The Beginning of the End?: Horne v. Department of Agriculture and the Future of Williamson County

Document Type

Article

Publication Date

2013

Abstract

Horne v. Department of Agriculture exposes a fundamental confusion right at the nerve of the Supreme Court’s contemporary takings jurisprudence. Since its 1985 decision in Williamson County Regional Planning Commission v. Hamilton, the Supreme Court has insisted that a property owner who wants to raise a takings claim in federal court must first exhaust any post-deprivation remedies made available by state or federal law. The theory has been that the Fifth Amendment merely requires the government to compensate a property owner for a property invasion, and therefore no taking has occurred unless and until the property owner attempts to obtain compensation and is denied. Any takings claim before the denial of compensation is, in the words of Williamson County, not “ripe.” But this is a mistake - and quite a fundamental one. In fact, the availability of compensation has nothing to do with ripeness. It has to do with remedies. Before Williamson County, courts had held for two centuries that if the government took private property but provided no mechanism for compensating the owner, the owner could obtain equitable relief if the taking was not complete, or damages if it were.
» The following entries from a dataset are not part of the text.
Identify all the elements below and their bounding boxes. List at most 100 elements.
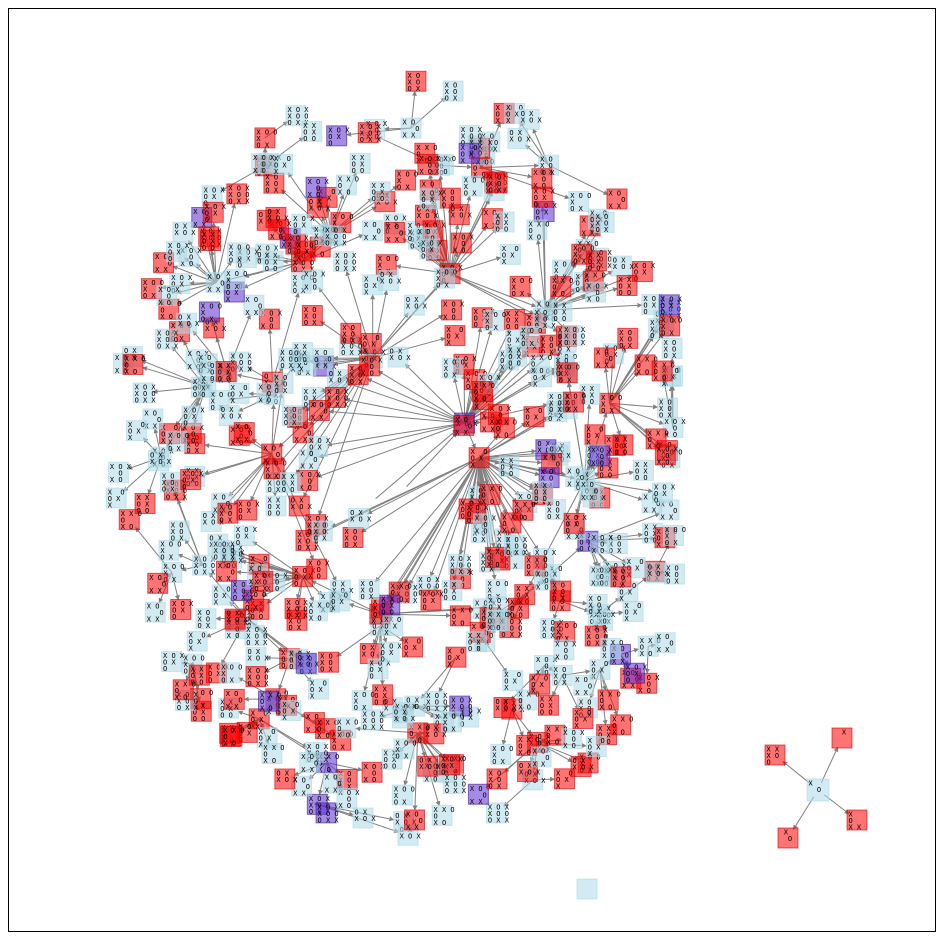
terminal-state-node: X O XO X O <box>202 201 227 224</box>
board-row-text: X X <box>612 658 633 666</box>
board-row-text <box>834 742 847 750</box>
board-state-node: O X X O X <box>147 450 172 472</box>
board-row-text: X O <box>253 167 274 175</box>
board-state-node: X O XO X O <box>419 188 443 210</box>
board-state-node: X O OX X <box>205 272 229 294</box>
board-row-text: X O <box>260 705 281 713</box>
board-row-text: O X X <box>360 136 382 144</box>
board-row-text <box>227 623 240 631</box>
board-row-text: X O O <box>541 342 562 350</box>
edge <box>464 369 533 424</box>
board-row-text: O <box>422 604 439 612</box>
board-state-node: O X X O X <box>326 369 351 391</box>
board-state-node: X O OX O X <box>461 175 485 198</box>
board-state-node: X O OX O X <box>662 524 686 547</box>
board-state-node: X OO X X <box>280 699 303 722</box>
board-row-text: X O X <box>299 471 321 479</box>
board-row-text: X O <box>453 247 474 255</box>
board-state-node: X O OX O X <box>483 310 506 332</box>
board-row-text: O O <box>265 265 286 273</box>
board-row-text: X X <box>581 494 602 502</box>
terminal-state-node: X X O X O O <box>508 597 531 620</box>
board-row-text: X O <box>121 523 142 531</box>
board-row-text: X O X <box>475 599 497 607</box>
board-row-text: O X <box>319 194 340 202</box>
board-state-node: X O OX X <box>654 632 678 654</box>
board-row-text: O X <box>203 512 220 520</box>
board-state-node: X X O X O O <box>369 181 393 203</box>
board-row-text: X X <box>193 221 214 229</box>
board-state-node: X O X O O X <box>593 211 617 234</box>
board-row-text: X O X <box>509 136 531 144</box>
board-state-node: X O X O O X <box>661 337 685 360</box>
board-row-text: O X <box>124 347 141 355</box>
board-row-text: X O <box>488 624 509 632</box>
board-row-text: O X <box>460 714 481 722</box>
board-row-text: O X <box>320 666 341 674</box>
board-row-text: X O <box>546 739 567 747</box>
board-row-text: X O <box>600 703 621 711</box>
board-row-text: O <box>184 420 201 428</box>
board-state-node <box>576 878 598 900</box>
board-row-text: O <box>338 182 359 190</box>
board-row-text <box>178 327 191 335</box>
board-row-text: O X X <box>287 612 309 620</box>
board-row-text: X X <box>364 234 385 242</box>
board-state-node: X X O X O O <box>292 342 315 364</box>
board-row-text: X O <box>403 119 420 127</box>
board-row-text: X <box>221 670 242 678</box>
board-row-text: O X X <box>228 197 250 205</box>
board-row-text: X X <box>386 236 407 244</box>
board-row-text: X X <box>516 585 533 593</box>
terminal-state-node: X O X O O X <box>301 305 325 327</box>
board-state-node: X OO X X <box>622 601 646 623</box>
terminal-state-node: O X X O X <box>274 768 298 790</box>
terminal-state-node: X O OX X <box>606 188 630 210</box>
terminal-state-node: X X O X O O <box>537 694 561 717</box>
board-state-node: X O X O X O <box>589 565 613 587</box>
board-row-text: O X <box>489 782 510 790</box>
board-state-node: X O XX O OO X X <box>448 553 472 576</box>
board-state-node: X X OO X O <box>516 689 539 712</box>
board-row-text: X O X <box>287 106 309 114</box>
board-row-text: O X <box>288 624 309 632</box>
board-state-node: O X X O X <box>245 646 269 668</box>
board-row-text: O X <box>451 205 468 213</box>
board-state-node: X OO X X <box>502 670 525 692</box>
terminal-state-node: X O X O X O <box>654 444 679 466</box>
board-row-text: X O <box>364 776 385 784</box>
board-row-text: O X <box>238 507 259 515</box>
board-row-text: O <box>634 275 651 283</box>
board-row-text: X X <box>582 229 603 237</box>
board-row-text: X O <box>320 653 337 661</box>
board-row-text: O X <box>601 407 622 415</box>
terminal-state-node: X O XX O OO X X <box>226 183 250 205</box>
board-state-node: X O X O O X <box>664 563 687 586</box>
board-row-text: O <box>421 252 438 260</box>
board-state-node: X O XX O OO X X <box>154 328 179 351</box>
board-row-text: X O X <box>535 309 557 317</box>
board-state-node: X O <box>806 778 830 802</box>
board-row-text: X <box>397 177 418 185</box>
board-row-text: X O <box>309 614 330 622</box>
board-row-text <box>425 737 438 745</box>
board-row-text: X X O <box>600 690 621 698</box>
board-row-text: X X <box>236 436 257 444</box>
board-row-text: O X X <box>451 710 473 718</box>
node-box <box>349 152 371 174</box>
board-row-text: X O X <box>338 789 360 797</box>
board-row-text: O O <box>506 323 527 331</box>
board-row-text: O <box>460 721 477 729</box>
board-row-text: X O X <box>451 212 473 220</box>
board-row-text: O O <box>220 712 241 720</box>
node-box <box>301 305 323 327</box>
edge <box>406 432 458 487</box>
board-state-node: X O OX X <box>144 601 168 624</box>
terminal-state-node: O X X O X <box>417 755 441 777</box>
board-row-text: X X O <box>435 155 456 163</box>
board-row-text: O X <box>664 352 685 360</box>
board-row-text <box>648 576 661 584</box>
board-row-text <box>519 775 532 783</box>
terminal-state-node: X XX OO <box>764 744 786 767</box>
board-row-text: O <box>518 697 539 705</box>
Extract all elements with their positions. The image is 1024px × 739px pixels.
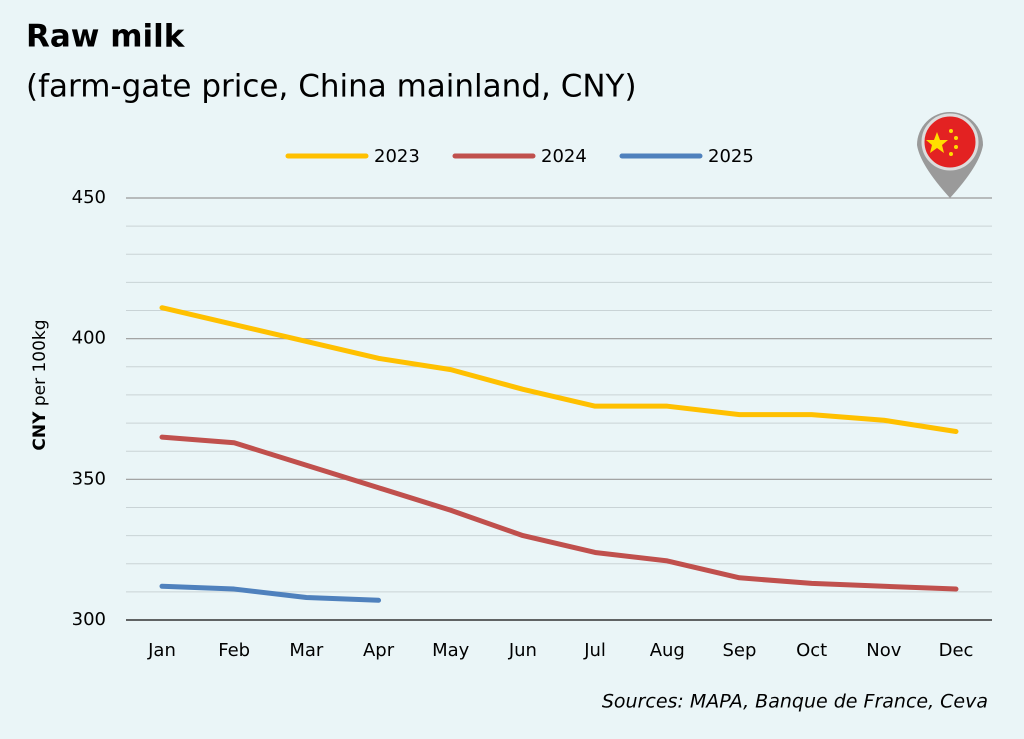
x-tick-label: Dec — [939, 640, 974, 661]
y-axis-label: CNY per 100kg — [30, 319, 50, 450]
series-line — [159, 305, 959, 435]
y-tick-label: 450 — [72, 187, 106, 208]
x-tick-label: Jun — [508, 640, 537, 661]
x-tick-label: Aug — [650, 640, 685, 661]
x-tick-label: Feb — [218, 640, 250, 661]
legend-label: 2023 — [374, 146, 420, 167]
x-tick-label: Mar — [289, 640, 324, 661]
x-tick-label: Sep — [722, 640, 756, 661]
y-tick-label: 300 — [72, 609, 106, 630]
y-label-unit: CNY — [30, 411, 50, 451]
x-tick-label: May — [432, 640, 470, 661]
x-tick-label: Jul — [583, 640, 606, 661]
x-tick-label: Nov — [866, 640, 901, 661]
y-tick-label: 350 — [72, 468, 106, 489]
x-tick-label: Jan — [147, 640, 176, 661]
flag-pin — [917, 112, 983, 198]
y-label-text: per 100kg — [30, 319, 50, 406]
legend-label: 2025 — [708, 146, 754, 167]
legend-label: 2024 — [541, 146, 587, 167]
series-line — [159, 434, 959, 592]
series-line — [159, 583, 382, 603]
y-tick-label: 400 — [72, 328, 106, 349]
chart-title: Raw milk — [26, 19, 186, 55]
chart-subtitle: (farm-gate price, China mainland, CNY) — [26, 69, 637, 105]
x-tick-label: Oct — [796, 640, 827, 661]
source: Sources: MAPA, Banque de France, Ceva — [602, 691, 988, 713]
x-tick-label: Apr — [363, 640, 395, 661]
No court had ever held that the availability of compensation barred a claim as unripe. This earlier rule reflected an understanding of the Takings Clause markedly different from the one the Court embraced in Williamson County - as a governmental disability, a structural limit on governmental power, rather than as a promise to pay. The Court’s confusion in Williamson County stemmed in large measure from abandoning this older understanding in favor of an interpretation of the Takings Clause as a standing offer to pay. The Horne case suggests how the Court might recover a better conception of the Clause and put its takings jurisprudence back on track.